Prevention and Best Practices

  • Always verify a key’s fingerprint against the publisher’s documentation before adding it; never pipe a key straight into the trust store unseen.
  • Use per-repository keyrings with signed-by= instead of the deprecated global apt-key store, so one repo’s key cannot sign for another.
  • Pin repo definitions and keyring paths in configuration management so every host trusts the same verified keys.
  • Monitor for EXPKEYSIG/KEYEXPIRED so you rotate keys before they break apt update fleet-wide.
  • Never disable signature checking (--allow-unauthenticated, gpgcheck=0) to “fix” the error; that removes the protection entirely.
  • The repository is not signed — the metadata signature could not be verified at all.
  • EXPKEYSIG / KEYEXPIRED — a known key has passed its expiry date.
  • unable to get local issuer certificate — a TLS (not GPG) trust failure fetching the key, covered in the security hardening guides.
  • Hash Sum mismatch — corrupted or stale metadata, often from a bad mirror.

Frequently Asked Questions

Can I just add [trusted=yes] to skip verification?
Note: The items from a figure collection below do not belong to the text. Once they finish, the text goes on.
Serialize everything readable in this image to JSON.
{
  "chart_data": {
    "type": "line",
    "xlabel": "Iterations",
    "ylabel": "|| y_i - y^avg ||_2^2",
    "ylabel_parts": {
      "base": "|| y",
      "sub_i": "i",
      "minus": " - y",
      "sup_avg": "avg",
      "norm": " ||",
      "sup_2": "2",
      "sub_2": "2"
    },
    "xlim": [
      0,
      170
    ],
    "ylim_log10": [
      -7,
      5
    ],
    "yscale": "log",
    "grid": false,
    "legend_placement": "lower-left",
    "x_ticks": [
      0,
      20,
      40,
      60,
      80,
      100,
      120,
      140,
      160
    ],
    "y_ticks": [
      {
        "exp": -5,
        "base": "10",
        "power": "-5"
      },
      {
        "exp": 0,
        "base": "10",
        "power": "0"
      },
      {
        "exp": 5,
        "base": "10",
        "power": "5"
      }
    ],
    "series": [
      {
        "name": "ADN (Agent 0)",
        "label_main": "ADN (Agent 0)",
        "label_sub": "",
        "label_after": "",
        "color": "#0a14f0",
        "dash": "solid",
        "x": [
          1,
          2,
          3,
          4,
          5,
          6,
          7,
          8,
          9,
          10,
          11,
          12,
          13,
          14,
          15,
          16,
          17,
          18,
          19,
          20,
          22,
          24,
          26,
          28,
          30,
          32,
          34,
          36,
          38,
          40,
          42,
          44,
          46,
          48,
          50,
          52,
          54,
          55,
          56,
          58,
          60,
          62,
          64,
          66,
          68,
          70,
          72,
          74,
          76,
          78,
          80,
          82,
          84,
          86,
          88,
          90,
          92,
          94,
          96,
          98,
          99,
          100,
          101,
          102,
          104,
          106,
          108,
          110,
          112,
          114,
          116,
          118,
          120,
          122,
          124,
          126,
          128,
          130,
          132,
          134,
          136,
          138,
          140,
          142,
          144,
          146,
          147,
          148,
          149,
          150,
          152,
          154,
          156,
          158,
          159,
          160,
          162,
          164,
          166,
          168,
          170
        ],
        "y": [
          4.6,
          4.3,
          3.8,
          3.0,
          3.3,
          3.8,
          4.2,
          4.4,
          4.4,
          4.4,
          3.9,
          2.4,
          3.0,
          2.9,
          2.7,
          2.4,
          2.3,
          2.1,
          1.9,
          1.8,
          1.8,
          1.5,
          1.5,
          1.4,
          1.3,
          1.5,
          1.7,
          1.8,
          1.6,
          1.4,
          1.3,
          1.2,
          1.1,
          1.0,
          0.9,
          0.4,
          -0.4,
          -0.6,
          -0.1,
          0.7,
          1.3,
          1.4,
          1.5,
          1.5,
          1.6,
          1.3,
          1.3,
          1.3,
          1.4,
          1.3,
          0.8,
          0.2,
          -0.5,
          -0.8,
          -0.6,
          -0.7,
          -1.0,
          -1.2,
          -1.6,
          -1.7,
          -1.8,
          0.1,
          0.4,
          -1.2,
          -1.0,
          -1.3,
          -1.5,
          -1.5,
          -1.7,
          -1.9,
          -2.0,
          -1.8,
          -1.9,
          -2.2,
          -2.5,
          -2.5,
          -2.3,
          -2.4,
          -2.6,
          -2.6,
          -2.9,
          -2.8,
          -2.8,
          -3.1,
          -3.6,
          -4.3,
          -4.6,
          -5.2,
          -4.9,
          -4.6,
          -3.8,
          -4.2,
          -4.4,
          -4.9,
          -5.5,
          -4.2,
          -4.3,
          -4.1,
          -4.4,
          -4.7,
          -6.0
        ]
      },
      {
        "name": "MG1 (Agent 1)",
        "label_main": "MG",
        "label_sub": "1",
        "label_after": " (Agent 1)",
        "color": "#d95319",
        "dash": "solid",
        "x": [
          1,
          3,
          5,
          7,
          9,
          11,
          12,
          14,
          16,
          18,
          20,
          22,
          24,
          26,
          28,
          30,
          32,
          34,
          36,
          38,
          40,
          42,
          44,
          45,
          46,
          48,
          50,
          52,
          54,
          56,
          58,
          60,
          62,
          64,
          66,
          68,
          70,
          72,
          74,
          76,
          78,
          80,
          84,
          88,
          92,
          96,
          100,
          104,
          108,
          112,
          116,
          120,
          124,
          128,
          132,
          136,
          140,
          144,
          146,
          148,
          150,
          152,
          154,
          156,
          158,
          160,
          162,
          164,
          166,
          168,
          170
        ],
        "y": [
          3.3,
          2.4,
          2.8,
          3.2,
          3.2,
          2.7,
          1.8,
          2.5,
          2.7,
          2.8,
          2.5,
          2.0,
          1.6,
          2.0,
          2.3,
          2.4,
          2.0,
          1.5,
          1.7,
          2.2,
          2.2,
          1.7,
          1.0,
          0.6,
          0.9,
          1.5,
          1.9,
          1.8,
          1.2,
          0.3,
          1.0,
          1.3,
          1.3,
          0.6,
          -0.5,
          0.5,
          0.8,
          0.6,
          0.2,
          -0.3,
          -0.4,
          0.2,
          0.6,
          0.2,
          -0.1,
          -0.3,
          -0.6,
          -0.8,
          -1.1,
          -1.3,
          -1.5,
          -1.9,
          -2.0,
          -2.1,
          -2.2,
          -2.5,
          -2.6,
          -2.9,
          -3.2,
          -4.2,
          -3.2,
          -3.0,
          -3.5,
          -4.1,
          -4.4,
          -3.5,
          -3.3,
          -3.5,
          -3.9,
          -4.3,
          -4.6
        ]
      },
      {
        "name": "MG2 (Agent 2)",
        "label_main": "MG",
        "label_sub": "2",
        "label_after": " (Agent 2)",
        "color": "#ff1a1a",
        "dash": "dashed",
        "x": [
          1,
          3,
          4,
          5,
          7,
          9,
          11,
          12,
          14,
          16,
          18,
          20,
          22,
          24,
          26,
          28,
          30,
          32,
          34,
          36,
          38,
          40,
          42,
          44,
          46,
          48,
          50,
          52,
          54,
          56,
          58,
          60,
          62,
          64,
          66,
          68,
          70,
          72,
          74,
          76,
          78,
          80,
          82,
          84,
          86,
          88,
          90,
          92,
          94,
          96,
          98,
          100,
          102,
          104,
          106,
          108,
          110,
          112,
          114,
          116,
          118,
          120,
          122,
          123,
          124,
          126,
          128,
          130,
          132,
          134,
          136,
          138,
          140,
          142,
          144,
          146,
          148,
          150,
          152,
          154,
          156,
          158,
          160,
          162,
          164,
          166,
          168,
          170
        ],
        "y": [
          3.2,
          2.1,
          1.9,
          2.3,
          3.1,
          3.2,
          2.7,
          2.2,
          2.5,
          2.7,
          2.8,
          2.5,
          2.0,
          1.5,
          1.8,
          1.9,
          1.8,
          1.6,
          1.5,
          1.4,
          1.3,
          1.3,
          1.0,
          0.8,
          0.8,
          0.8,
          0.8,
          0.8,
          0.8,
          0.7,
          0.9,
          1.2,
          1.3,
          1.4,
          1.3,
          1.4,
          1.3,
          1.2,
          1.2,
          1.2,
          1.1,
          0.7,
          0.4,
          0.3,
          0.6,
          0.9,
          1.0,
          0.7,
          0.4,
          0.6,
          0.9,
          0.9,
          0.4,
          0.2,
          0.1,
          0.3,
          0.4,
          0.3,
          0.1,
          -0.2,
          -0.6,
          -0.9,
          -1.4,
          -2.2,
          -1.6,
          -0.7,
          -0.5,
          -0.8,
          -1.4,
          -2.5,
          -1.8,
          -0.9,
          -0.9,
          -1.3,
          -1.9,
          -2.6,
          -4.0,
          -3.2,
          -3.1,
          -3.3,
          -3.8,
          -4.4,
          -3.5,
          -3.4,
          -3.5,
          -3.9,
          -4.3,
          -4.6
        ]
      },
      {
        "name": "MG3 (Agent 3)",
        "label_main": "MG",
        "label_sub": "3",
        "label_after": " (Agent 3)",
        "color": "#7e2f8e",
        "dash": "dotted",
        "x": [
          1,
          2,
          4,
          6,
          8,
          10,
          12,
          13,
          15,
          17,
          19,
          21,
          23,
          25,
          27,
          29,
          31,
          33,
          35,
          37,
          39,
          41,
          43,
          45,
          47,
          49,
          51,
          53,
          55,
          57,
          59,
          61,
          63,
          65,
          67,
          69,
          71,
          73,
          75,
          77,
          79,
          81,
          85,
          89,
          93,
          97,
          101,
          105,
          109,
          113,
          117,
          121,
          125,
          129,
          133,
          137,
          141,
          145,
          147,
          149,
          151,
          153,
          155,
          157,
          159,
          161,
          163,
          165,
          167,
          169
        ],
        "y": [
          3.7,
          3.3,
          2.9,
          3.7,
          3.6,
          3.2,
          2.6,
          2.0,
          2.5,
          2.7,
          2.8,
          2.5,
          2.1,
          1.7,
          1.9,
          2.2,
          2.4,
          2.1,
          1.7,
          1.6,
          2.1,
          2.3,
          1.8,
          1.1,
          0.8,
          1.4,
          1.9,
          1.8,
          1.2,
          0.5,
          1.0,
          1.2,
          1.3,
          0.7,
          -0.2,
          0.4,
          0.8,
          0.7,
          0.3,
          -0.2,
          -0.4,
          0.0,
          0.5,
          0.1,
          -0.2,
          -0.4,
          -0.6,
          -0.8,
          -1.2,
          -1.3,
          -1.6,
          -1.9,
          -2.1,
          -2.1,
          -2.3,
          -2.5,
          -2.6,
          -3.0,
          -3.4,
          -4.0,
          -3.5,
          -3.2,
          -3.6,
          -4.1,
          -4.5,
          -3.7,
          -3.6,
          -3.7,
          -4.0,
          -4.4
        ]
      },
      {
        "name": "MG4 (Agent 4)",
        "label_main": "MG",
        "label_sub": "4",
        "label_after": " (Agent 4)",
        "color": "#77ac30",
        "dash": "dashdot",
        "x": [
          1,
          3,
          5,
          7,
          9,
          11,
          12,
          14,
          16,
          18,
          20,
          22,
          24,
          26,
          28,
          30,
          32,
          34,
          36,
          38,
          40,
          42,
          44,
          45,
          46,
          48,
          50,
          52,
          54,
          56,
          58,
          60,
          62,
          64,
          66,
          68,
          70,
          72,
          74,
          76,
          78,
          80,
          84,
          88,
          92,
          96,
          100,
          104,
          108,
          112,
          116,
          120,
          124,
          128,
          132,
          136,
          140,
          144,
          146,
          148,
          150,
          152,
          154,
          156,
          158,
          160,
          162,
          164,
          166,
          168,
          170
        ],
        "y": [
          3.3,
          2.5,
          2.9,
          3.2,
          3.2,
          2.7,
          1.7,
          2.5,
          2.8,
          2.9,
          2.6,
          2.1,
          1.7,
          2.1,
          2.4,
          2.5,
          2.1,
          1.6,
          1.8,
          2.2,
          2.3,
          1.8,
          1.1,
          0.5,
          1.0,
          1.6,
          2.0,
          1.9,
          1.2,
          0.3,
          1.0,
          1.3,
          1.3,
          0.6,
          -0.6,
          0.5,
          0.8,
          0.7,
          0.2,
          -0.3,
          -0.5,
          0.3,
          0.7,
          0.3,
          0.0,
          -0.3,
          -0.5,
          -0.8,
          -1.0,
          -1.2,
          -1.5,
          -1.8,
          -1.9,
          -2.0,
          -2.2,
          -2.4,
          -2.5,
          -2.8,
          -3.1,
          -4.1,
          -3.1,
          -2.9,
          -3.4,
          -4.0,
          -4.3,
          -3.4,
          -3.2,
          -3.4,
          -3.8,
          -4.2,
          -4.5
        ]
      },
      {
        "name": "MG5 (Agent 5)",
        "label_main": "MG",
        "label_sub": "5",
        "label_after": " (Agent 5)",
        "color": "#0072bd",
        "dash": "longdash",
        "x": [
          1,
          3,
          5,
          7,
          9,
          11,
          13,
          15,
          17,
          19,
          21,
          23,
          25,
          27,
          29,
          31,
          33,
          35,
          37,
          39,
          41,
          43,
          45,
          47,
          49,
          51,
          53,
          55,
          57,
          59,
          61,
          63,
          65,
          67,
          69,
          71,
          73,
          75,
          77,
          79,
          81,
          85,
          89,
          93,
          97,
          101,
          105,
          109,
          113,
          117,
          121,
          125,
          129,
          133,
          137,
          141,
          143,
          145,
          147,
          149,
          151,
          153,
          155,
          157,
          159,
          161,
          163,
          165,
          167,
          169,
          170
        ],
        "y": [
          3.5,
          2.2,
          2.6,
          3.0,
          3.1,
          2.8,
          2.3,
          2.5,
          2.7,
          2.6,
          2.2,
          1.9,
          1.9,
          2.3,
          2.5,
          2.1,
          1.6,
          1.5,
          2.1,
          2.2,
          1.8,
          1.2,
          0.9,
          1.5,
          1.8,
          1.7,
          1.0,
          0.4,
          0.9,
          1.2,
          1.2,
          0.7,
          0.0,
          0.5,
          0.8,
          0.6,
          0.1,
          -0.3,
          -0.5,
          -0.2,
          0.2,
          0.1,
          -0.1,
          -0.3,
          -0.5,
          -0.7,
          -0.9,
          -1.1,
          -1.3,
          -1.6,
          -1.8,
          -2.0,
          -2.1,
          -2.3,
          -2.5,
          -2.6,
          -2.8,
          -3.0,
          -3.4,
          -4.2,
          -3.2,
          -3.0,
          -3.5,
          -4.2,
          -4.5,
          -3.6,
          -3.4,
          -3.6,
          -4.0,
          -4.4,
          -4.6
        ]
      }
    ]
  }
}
No. That disables the security control entirely and lets any party serve packages. Import and verify the correct key instead.

The key is installed but I still get NO_PUBKEY. The repo line’s signed-by= path probably points at a different file than where you installed the key, or the key was armored instead of dearmored. Check the signed-by path and the keyring contents.

Why did this start after a working install? The publisher likely rotated or let their signing key expire. Fetch and verify their current key.

How do I know the key I downloaded is genuine? Compare the gpg --show-keys fingerprint against the fingerprint the vendor publishes on their official site or documentation, ideally over HTTPS.

Is apt-key still safe to use? It is deprecated because it grants global trust. Use a per-repository keyring referenced by signed-by= instead.